Every time he has the chance to ease back or sees his dominance threatened, Ainslie bangs in another set of results that leaves his opponents wondering what they have to do to stop him in his tracks. Yesterday, he scored a first and a fourth. In three races on the first day, he had a first and a second before slipping down to a 12th.
That was because he incurred a penalty for a foul on the start line. The double circle, 720- degree turn left him at the back of the 65-boat division, something which would have floored most people. Instead, he was able to fight back and show why people respect so much the timing of his run to the big one at Savannah in July.
Also boosting his reputation in the 10 to 12-knot south-easterly yesterday was the Soling representative Andy Beadsworth. The three-times national match-racing champion has sometimes been a rather cautious competitor on the start line.
Yesterday, in a fleet so stuffed with talent that anyone would be glad of a single figure result, and watched by coach Eddie Warden Owen, he took the fight to the opposition, found a peach of a position in the middle of the line and pulled away to score a third, behind France's Marc Bouet and Magnus Holmberg of Sweden.
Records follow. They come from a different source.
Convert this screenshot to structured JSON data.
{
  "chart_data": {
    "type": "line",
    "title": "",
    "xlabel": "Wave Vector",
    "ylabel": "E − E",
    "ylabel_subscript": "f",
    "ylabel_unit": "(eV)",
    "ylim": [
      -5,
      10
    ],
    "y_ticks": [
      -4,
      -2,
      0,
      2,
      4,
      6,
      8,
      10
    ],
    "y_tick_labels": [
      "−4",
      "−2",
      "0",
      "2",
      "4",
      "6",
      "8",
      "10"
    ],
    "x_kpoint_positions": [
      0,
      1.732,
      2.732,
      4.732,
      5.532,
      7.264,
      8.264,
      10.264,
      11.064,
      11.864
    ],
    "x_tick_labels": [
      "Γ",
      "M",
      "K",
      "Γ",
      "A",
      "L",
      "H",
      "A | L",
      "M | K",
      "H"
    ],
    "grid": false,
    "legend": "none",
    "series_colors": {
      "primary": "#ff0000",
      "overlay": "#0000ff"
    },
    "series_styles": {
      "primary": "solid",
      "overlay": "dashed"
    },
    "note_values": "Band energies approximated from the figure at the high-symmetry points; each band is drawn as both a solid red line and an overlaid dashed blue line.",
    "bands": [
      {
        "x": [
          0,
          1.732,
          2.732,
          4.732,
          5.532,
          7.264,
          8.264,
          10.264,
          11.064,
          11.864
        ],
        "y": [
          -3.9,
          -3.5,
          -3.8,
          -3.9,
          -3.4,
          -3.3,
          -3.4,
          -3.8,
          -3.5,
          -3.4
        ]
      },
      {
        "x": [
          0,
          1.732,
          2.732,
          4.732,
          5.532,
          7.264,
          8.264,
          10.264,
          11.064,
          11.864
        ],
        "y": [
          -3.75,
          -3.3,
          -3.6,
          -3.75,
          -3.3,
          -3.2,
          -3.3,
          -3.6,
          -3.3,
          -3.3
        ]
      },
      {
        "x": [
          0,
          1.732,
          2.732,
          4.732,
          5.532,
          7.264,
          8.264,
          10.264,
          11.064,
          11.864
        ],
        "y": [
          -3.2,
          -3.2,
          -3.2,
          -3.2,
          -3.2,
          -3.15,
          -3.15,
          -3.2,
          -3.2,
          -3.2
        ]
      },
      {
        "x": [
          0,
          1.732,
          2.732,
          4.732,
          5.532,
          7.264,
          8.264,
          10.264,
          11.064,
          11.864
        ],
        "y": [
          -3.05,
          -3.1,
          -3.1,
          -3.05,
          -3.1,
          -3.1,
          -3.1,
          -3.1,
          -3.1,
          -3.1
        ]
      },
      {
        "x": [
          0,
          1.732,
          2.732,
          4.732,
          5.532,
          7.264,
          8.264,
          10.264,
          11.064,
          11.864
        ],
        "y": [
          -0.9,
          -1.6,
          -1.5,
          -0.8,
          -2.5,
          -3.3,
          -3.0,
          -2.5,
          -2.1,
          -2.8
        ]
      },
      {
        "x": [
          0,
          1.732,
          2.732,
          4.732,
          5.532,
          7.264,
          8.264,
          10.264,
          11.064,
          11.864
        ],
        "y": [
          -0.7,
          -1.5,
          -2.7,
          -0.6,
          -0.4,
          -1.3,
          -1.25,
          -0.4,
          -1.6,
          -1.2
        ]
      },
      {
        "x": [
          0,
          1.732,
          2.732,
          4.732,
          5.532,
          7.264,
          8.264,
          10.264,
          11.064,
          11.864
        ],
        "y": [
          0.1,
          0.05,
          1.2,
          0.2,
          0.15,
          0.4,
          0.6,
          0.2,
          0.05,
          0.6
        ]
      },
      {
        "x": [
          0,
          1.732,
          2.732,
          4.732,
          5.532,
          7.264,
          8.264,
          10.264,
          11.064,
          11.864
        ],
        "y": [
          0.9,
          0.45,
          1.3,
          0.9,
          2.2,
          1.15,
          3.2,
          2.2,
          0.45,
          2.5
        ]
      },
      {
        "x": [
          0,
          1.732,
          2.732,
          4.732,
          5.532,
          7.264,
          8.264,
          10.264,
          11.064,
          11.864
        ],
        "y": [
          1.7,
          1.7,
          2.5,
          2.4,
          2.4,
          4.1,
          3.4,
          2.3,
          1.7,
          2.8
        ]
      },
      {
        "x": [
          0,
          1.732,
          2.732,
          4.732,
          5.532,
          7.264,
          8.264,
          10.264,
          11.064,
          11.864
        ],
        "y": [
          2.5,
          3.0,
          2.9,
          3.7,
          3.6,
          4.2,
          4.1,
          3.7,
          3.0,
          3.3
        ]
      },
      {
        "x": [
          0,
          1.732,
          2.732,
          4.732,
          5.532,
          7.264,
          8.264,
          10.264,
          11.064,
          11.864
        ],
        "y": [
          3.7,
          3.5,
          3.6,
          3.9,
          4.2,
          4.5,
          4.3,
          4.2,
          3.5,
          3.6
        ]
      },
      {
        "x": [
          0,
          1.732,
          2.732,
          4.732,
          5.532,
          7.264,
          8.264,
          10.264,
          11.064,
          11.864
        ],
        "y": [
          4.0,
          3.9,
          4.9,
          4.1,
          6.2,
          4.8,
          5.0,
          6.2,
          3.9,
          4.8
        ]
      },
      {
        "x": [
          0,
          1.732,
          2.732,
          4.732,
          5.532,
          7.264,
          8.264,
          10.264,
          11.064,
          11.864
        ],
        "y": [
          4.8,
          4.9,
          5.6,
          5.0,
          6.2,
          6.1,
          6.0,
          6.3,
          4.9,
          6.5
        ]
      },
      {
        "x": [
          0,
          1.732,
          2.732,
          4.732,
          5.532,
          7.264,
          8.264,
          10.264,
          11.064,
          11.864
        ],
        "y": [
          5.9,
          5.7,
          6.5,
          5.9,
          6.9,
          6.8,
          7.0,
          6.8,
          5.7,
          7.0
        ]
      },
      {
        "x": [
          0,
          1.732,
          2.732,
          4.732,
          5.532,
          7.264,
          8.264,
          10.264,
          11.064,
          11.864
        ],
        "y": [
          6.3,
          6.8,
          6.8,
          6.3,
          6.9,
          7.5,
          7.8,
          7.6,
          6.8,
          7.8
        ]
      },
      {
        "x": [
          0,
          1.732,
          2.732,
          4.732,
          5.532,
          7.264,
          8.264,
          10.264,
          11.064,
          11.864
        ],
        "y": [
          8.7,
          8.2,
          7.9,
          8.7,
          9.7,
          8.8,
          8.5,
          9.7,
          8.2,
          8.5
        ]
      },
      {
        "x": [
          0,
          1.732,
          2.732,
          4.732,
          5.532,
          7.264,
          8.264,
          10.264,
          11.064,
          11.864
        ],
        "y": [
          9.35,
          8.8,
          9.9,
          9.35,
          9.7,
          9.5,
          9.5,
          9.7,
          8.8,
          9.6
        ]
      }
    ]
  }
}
In the same course, the five British contenders for the one remaining place in the 1996 Games team, the Star class, again collectively looked a little short of pace, but it was Glyn Charles' turn to close the gap on the current leader, Lawrie Smith, as he came home in ninth position.
The Olympic gold and silver medallist Mark Reynolds, plus Ross Macdonald, John Kostecki, Peter Bromby and Vince Brun may have been ahead of him, but Jose-Luis Doreste, Paul Cayard, Colin Beashel and Robbie Haines were behind.